La distinción fue otorgada el día de la proyección del “Karma”, por Thierry Frémaux, director del festival, quien describió a Travolta como “uno de los grandes artistas del cine de los siglos XX y XXI. La Palma e Oo honorífica reconoció no solo su legado como actor en clásicos como Grease y Pulp Fiction, sino también su aportación a la industria durante más de cinco décadas.
Visiblemente emocionado, Travolta agradeció el homenaje entre lágrimas y aseguró que el reconocimiento significa “Más que un Oscar” para él. “No puedo creerlo”, expresó el actor de 72 años al subir al escenario, donde confesó que Cannes siempre ha ocupado un lugar especial en su carrera y en su vida personal.
Para la ocasión, Travolta eligió un look elegante y clásico; compuesto por un traje negro de tres piezas, camisa blanca, corbata negra y zapatos de charol, sin embargo, lo que más destacó fue el accesorio que completó su outfit: una boina de lana color crema, acompañada de lentes redondos con montura dorada y una barba delineada.
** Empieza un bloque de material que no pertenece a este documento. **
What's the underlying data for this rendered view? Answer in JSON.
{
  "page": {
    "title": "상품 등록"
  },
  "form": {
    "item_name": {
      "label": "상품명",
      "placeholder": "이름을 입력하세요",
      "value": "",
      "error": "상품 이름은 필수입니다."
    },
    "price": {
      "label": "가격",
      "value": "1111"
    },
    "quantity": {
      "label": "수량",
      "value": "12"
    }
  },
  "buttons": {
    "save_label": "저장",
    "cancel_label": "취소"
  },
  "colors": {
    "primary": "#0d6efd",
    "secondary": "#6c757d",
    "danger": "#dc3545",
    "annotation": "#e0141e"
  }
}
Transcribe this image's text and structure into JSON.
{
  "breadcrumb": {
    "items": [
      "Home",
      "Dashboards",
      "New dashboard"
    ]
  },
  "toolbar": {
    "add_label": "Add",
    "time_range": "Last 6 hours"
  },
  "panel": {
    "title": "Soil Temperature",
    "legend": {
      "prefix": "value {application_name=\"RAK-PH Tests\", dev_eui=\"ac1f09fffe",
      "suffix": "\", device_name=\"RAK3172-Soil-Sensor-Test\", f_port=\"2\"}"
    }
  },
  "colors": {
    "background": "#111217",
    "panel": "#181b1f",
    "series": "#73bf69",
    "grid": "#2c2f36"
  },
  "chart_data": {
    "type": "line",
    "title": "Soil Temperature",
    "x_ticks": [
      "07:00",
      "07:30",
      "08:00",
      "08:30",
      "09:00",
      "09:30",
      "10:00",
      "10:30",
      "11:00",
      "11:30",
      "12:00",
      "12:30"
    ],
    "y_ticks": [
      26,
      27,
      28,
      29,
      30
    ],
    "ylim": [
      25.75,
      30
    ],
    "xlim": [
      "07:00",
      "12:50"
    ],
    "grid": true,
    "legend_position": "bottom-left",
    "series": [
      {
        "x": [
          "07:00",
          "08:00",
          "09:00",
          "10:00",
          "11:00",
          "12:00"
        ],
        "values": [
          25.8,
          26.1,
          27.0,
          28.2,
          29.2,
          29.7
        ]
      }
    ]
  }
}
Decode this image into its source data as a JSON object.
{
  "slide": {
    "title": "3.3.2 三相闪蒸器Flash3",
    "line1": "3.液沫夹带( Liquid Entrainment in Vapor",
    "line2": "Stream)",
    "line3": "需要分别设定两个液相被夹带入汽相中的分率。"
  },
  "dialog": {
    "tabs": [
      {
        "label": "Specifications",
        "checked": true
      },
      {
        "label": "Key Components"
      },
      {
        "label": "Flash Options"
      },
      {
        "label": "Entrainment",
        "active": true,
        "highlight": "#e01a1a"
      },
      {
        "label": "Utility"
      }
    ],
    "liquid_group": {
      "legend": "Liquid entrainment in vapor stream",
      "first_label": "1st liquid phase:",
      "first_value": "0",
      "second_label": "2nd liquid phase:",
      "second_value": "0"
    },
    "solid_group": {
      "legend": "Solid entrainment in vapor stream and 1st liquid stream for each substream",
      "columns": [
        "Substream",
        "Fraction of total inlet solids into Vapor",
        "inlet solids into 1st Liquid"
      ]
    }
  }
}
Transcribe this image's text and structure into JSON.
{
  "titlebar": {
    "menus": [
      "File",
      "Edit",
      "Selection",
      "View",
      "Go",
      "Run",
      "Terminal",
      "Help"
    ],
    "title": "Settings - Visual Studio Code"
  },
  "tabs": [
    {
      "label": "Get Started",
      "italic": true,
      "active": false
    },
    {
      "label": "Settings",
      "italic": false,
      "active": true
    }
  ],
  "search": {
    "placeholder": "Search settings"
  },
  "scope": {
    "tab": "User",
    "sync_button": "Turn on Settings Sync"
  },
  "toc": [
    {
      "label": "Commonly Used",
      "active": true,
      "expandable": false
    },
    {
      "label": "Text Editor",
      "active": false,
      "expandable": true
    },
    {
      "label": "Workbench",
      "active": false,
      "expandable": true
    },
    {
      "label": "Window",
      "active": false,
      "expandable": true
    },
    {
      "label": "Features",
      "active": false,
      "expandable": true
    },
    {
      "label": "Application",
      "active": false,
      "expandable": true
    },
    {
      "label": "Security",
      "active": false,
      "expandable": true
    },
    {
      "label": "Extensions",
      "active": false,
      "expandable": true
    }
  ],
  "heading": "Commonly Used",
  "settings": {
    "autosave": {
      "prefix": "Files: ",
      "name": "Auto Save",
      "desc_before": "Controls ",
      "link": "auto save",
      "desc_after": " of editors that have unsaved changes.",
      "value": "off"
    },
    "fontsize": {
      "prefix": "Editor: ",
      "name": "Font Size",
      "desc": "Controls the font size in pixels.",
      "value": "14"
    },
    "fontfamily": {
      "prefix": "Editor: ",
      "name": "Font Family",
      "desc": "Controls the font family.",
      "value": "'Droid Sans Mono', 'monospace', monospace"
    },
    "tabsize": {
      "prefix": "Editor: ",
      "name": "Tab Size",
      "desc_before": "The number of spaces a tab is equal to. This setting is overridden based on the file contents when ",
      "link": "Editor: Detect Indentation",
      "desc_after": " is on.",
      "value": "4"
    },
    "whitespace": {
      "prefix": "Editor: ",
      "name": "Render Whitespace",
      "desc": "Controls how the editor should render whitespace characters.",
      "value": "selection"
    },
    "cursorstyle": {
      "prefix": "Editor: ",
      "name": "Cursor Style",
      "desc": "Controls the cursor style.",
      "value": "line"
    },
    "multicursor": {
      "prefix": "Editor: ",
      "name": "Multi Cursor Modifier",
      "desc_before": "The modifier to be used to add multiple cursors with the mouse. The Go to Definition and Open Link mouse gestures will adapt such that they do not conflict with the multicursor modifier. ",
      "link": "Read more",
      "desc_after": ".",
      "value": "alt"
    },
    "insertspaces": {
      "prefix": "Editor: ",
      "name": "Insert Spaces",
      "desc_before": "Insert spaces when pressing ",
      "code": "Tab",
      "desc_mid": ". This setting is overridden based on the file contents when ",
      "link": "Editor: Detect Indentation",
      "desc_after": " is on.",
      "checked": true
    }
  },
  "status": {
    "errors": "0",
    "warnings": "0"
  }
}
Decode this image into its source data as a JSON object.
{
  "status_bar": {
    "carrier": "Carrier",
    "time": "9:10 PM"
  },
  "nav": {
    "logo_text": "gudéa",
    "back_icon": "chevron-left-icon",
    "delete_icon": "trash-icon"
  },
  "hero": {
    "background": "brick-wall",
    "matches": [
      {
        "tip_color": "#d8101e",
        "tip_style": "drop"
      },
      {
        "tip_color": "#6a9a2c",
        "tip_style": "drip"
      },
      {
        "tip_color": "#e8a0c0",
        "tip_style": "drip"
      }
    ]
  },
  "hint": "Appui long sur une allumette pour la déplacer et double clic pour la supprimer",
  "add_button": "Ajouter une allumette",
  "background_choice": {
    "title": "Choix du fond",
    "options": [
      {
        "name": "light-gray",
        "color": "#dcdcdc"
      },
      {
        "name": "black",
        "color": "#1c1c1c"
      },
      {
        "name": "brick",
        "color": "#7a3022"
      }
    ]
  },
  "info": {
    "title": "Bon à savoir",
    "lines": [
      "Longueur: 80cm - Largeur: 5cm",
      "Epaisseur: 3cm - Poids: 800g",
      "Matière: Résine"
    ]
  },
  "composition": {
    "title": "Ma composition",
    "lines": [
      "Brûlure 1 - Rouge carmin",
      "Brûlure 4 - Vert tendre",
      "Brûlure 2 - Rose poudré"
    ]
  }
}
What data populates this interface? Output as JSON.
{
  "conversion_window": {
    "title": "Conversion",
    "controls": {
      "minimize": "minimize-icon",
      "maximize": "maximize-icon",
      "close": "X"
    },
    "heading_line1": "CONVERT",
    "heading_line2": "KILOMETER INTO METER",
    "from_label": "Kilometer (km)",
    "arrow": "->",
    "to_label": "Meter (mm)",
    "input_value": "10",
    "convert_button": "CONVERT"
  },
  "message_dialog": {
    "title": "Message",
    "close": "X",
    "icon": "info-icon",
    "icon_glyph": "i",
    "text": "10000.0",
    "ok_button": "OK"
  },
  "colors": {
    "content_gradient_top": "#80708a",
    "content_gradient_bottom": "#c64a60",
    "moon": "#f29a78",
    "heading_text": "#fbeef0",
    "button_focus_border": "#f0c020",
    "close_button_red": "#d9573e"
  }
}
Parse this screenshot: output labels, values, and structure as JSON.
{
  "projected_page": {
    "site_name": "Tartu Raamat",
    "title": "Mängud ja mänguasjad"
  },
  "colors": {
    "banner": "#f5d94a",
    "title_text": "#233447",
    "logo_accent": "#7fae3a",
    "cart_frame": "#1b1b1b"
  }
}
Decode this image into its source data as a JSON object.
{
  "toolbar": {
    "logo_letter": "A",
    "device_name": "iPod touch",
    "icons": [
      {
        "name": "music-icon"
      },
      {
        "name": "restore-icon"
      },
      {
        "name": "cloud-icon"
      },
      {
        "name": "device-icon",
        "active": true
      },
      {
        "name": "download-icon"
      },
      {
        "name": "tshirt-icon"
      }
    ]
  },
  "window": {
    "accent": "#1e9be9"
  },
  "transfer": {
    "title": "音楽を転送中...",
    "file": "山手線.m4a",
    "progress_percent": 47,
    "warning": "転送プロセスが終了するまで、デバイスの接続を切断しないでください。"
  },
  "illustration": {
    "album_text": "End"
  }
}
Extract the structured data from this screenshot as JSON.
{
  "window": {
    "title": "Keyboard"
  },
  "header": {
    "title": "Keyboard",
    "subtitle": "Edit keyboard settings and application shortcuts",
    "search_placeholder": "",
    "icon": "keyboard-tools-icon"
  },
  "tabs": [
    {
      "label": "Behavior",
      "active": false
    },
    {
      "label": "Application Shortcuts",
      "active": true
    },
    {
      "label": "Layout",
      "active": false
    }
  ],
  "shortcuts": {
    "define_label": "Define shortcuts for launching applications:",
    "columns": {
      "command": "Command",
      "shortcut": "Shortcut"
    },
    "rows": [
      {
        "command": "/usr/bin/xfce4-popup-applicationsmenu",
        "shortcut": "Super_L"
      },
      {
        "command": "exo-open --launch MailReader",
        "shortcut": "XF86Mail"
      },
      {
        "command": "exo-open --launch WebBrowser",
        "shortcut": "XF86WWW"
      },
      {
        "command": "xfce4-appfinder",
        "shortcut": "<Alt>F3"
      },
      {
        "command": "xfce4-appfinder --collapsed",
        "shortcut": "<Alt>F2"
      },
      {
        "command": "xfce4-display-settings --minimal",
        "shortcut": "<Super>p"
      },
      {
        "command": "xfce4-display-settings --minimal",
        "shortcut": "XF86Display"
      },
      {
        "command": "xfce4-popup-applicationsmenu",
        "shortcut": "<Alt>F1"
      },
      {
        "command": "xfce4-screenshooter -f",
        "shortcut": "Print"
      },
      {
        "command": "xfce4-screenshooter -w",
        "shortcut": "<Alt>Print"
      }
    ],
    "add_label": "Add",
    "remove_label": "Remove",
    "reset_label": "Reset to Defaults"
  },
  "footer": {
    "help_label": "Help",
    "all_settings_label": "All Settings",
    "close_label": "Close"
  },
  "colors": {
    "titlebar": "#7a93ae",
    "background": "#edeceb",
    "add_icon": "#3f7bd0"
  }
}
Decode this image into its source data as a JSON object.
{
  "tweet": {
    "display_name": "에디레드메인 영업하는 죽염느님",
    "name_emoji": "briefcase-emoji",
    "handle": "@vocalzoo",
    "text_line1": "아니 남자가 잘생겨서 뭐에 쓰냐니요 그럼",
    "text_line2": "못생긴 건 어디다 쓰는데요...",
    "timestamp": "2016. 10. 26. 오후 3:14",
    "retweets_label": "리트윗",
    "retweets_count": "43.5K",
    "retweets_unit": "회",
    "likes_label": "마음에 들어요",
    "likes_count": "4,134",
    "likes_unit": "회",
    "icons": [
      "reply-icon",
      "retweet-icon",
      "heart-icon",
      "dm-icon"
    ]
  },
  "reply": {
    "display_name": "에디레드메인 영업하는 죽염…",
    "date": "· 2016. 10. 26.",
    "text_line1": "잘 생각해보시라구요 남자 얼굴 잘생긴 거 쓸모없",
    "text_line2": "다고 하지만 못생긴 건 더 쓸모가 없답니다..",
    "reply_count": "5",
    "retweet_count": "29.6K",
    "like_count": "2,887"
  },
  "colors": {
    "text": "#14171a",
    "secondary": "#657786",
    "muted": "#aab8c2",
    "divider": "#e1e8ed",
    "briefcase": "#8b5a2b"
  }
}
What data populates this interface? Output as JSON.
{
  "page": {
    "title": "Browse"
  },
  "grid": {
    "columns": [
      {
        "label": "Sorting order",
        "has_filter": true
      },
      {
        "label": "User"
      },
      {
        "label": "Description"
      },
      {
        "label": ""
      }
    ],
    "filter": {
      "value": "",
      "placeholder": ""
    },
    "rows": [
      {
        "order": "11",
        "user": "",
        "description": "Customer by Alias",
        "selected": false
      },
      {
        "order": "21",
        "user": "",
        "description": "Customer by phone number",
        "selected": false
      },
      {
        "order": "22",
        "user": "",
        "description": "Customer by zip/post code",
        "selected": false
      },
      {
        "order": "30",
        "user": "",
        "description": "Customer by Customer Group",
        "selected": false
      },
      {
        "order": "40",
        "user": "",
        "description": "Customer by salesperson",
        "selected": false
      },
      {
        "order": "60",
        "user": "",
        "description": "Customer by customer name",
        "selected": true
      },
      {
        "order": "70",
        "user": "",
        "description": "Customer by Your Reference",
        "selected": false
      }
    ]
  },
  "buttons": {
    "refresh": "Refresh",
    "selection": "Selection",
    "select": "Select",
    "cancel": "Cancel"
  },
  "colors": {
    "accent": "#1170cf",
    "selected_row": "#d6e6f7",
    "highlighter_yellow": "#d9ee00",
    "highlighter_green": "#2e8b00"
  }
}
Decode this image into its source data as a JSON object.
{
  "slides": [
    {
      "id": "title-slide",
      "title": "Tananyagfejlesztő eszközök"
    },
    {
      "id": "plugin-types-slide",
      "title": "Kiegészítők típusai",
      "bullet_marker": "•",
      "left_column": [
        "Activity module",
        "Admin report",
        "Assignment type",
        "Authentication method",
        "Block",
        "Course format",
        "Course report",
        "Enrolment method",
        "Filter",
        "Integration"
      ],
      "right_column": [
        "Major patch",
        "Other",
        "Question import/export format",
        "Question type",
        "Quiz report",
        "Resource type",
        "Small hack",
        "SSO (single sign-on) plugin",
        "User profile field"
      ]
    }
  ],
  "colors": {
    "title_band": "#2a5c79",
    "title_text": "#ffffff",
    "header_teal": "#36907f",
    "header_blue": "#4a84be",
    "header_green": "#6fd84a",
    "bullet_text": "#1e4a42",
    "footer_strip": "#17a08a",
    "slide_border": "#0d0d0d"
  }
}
Su hija, Ella Bleu coordinó un look monocromático en negro, luciendo un vestido largo de terciopelo negro con joyería plateada y un peinado inspirado en el glamour de los años 60.
El homenaje coincidió con uno de los proyectos más personales del actor, su nueva película basada en un libro que escribió en 1997 y narra la historia de un niño fascinado por la aviación, una de las grandes pasiones de Travolta fuera del cine. La película también cuenta con la participación de su hija, Ella Bleu Travolta, quien lo acompañó en la alfombra roja de Cannes.